According to the USDA, local food sales in America have nearly doubled in recent years, jumping from $5 billion in 2008 to $11.7 billion in 2014. Indeed, local food is a national phenomenon that exhibits enormous market potential. Based on a survey conducted by Cowen and Company, about 40% of U.S. consumers ranked “where food comes from” as either very or extremely important. In order to meet the demand, grocery stores have added a variety of local food suppliers. Community Supported Agriculture, which allows city residents direct access to fresh produce grown by regional farmers, has rapidly expanded.
So why eat local?
Local food is more nutritious. Vegetables such as broccoli, green beans, kale, and tomatoes are susceptible to nutrient loss when harvested and transported from long distance. Food that is grown locally is also given more time to ripen and is full of flavors.

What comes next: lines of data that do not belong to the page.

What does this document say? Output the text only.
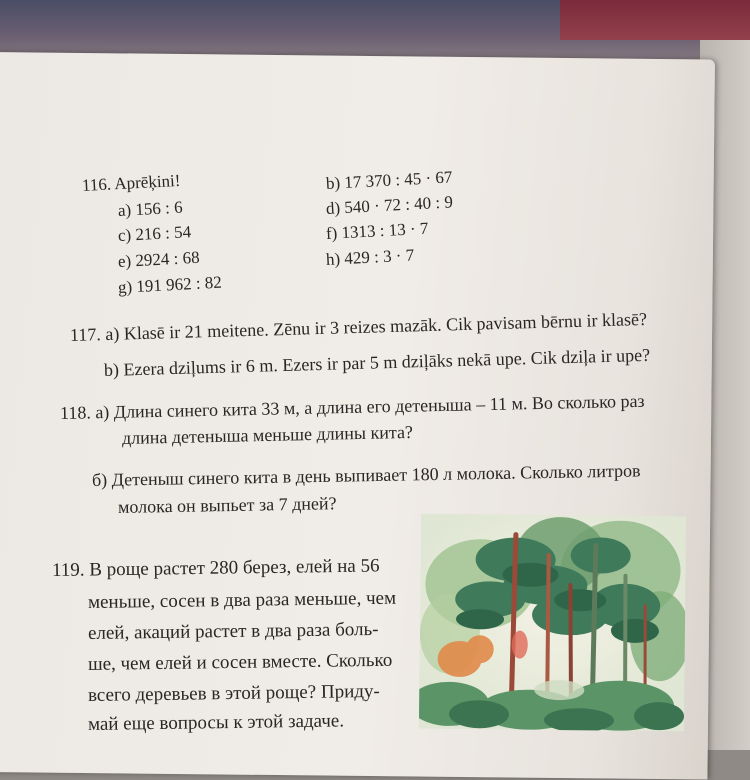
116. Aprēķini!
a) 156 : 6
c) 216 : 54
e) 2924 : 68
g) 191 962 : 82
b) 17 370 : 45 · 67
d) 540 · 72 : 40 : 9
f) 1313 : 13 · 7
h) 429 : 3 · 7
117. a) Klasē ir 21 meitene. Zēnu ir 3 reizes mazāk. Cik pavisam bērnu ir klasē?
b) Ezera dziļums ir 6 m. Ezers ir par 5 m dziļāks nekā upe. Cik dziļa ir upe?
118. а) Длина синего кита 33 м, а длина его детеныша – 11 м. Во сколько раз
длина детеныша меньше длины кита?
б) Детеныш синего кита в день выпивает 180 л молока. Сколько литров
молока он выпьет за 7 дней?
119. В роще растет 280 берез, елей на 56
меньше, сосен в два раза меньше, чем
елей, акаций растет в два раза боль-
ше, чем елей и сосен вместе. Сколько
всего деревьев в этой роще? Приду-
май еще вопросы к этой задаче.
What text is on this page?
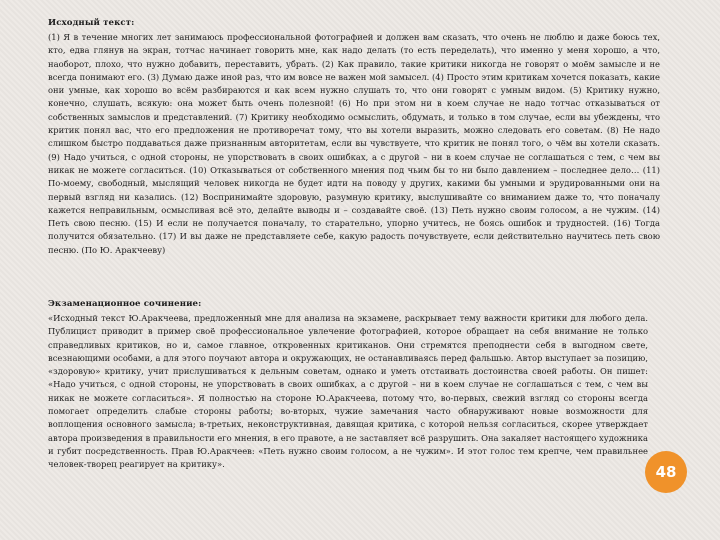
Исходный текст:
(1) Я в течение многих лет занимаюсь профессиональной фотографией и должен вам сказать, что очень не люблю и даже боюсь тех, кто, едва глянув на экран, тотчас начинает говорить мне, как надо делать (то есть переделать), что именно у меня хорошо, а что, наоборот, плохо, что нужно добавить, переставить, убрать. (2) Как правило, такие критики никогда не говорят о моём замысле и не всегда понимают его. (3) Думаю даже иной раз, что им вовсе не важен мой замысел. (4) Просто этим критикам хочется показать, какие они умные, как хорошо во всём разбираются и как всем нужно слушать то, что они говорят с умным видом. (5) Критику нужно, конечно, слушать, всякую: она может быть очень полезной! (6) Но при этом ни в коем случае не надо тотчас отказываться от собственных замыслов и представлений. (7) Критику необходимо осмыслить, обдумать, и только в том случае, если вы убеждены, что критик понял вас, что его предложения не противоречат тому, что вы хотели выразить, можно следовать его советам. (8) Не надо слишком быстро поддаваться даже признанным авторитетам, если вы чувствуете, что критик не понял того, о чём вы хотели сказать. (9) Надо учиться, с одной стороны, не упорствовать в своих ошибках, а с другой – ни в коем случае не соглашаться с тем, с чем вы никак не можете согласиться. (10) Отказываться от собственного мнения под чьим бы то ни было давлением – последнее дело… (11) По-моему, свободный, мыслящий человек никогда не будет идти на поводу у других, какими бы умными и эрудированными они на первый взгляд ни казались. (12) Воспринимайте здоровую, разумную критику, выслушивайте со вниманием даже то, что поначалу кажется неправильным, осмысливая всё это, делайте выводы и – создавайте своё. (13) Петь нужно своим голосом, а не чужим. (14) Петь свою песню. (15) И если не получается поначалу, то старательно, упорно учитесь, не боясь ошибок и трудностей. (16) Тогда получится обязательно. (17) И вы даже не представляете себе, какую радость почувствуете, если действительно научитесь петь свою песню. (По Ю. Аракчееву)
Экзаменационное сочинение:
«Исходный текст Ю.Аракчеева, предложенный мне для анализа на экзамене, раскрывает тему важности критики для любого дела. Публицист приводит в пример своё профессиональное увлечение фотографией, которое обращает на себя внимание не только справедливых критиков, но и, самое главное, откровенных критиканов. Они стремятся преподнести себя в выгодном свете, всезнающими особами, а для этого поучают автора и окружающих, не останавливаясь перед фальшью. Автор выступает за позицию, «здоровую» критику, учит прислушиваться к дельным советам, однако и уметь отстаивать достоинства своей работы. Он пишет: «Надо учиться, с одной стороны, не упорствовать в своих ошибках, а с другой – ни в коем случае не соглашаться с тем, с чем вы никак не можете согласиться». Я полностью на стороне Ю.Аракчеева, потому что, во-первых, свежий взгляд со стороны всегда помогает определить слабые стороны работы; во-вторых, чужие замечания часто обнаруживают новые возможности для воплощения основного замысла; в-третьих, неконструктивная, давящая критика, с которой нельзя согласиться, скорее утверждает автора произведения в правильности его мнения, в его правоте, а не заставляет всё разрушить. Она закаляет настоящего художника и губит посредственность. Прав Ю.Аракчеев: «Петь нужно своим голосом, а не чужим». И этот голос тем крепче, чем правильнее человек-творец реагирует на критику».	48
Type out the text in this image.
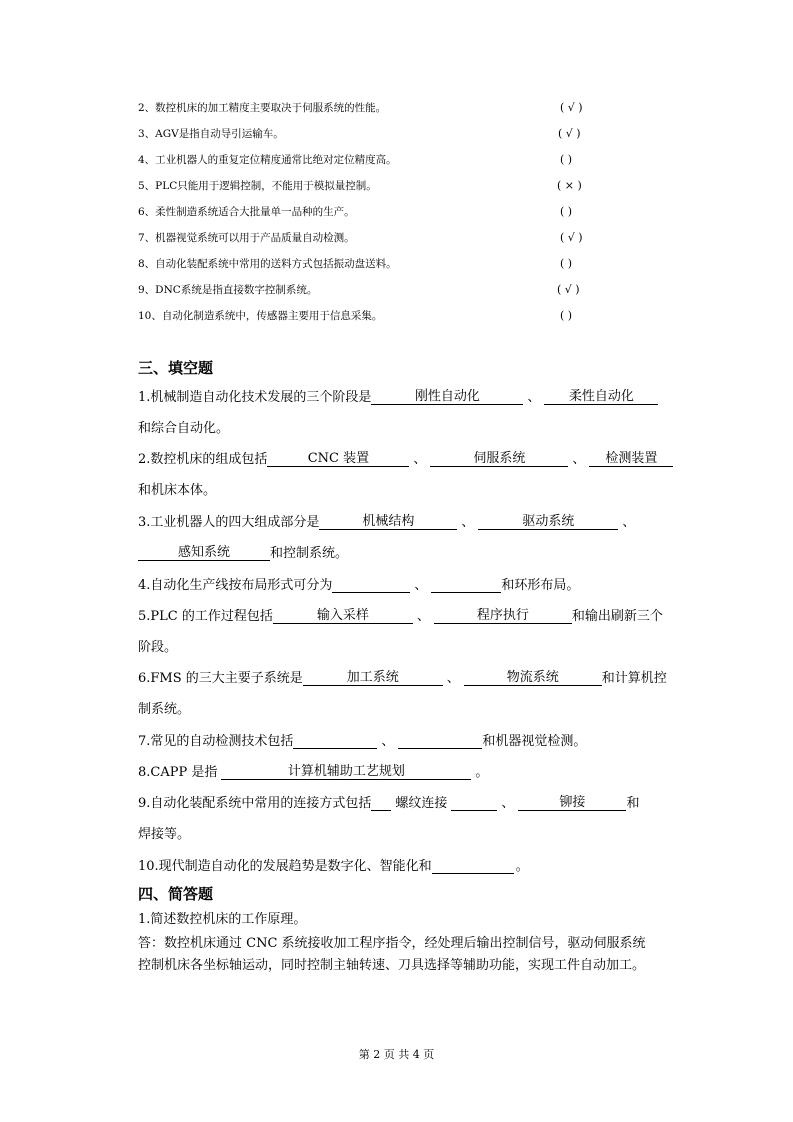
2、数控机床的加工精度主要取决于伺服系统的性能。	( √ )
3、AGV是指自动导引运输车。	( √ )
4、工业机器人的重复定位精度通常比绝对定位精度高。	( )
5、PLC只能用于逻辑控制，不能用于模拟量控制。	( × )
6、柔性制造系统适合大批量单一品种的生产。	( )
7、机器视觉系统可以用于产品质量自动检测。	( √ )
8、自动化装配系统中常用的送料方式包括振动盘送料。	( )
9、DNC系统是指直接数字控制系统。	( √ )
10、自动化制造系统中，传感器主要用于信息采集。	( )
三、填空题
1.机械制造自动化技术发展的三个阶段是	刚性自动化	、 柔性自动化
和综合自动化。
2.数控机床的组成包括	CNC 装置	、	伺服系统	、 检测装置
和机床本体。
3.工业机器人的四大组成部分是	机械结构	、	驱动系统	、
感知系统	和控制系统。
4.自动化生产线按布局形式可分为	、	和环形布局。
5.PLC 的工作过程包括	输入采样	、	程序执行	和输出刷新三个
阶段。
6.FMS 的三大主要子系统是	加工系统	、	物流系统	和计算机控
制系统。
7.常见的自动检测技术包括	、	和机器视觉检测。
8.CAPP 是指	计算机辅助工艺规划	。
9.自动化装配系统中常用的连接方式包括 螺纹连接	、	铆接	和
焊接等。
10.现代制造自动化的发展趋势是数字化、智能化和	。
四、简答题
1.简述数控机床的工作原理。
答：数控机床通过 CNC 系统接收加工程序指令，经处理后输出控制信号，驱动伺服系统
控制机床各坐标轴运动，同时控制主轴转速、刀具选择等辅助功能，实现工件自动加工。
第 2 页 共 4 页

Local food benefits the environment. Local food doesn’t have to travel as far, so it helps reduce greenhouse gas emissions. According to Food Policy, the miles that organic food travels often creates serious environmental damage that outweighs the benefit of buying organic.
Local food supports communities. On average, farmers only receive 20 cents of each food dollar spent due to high cost of transportation and packaging. However, famers receive the direct profits when we purchase local food. Also, building a relationship with farmers is so fun, as you get to learn all about your food!
Ithaca Dining Services provides many locally-sourced foods, within a 250-mile radius from New York State. Ithaca Dining Services has a relationship with Chobani, Ithaca Hummus, Byrne Dairy, Ithaca Bakery, Red Jacket Orchards, to name a few. Eat local, eat fresh!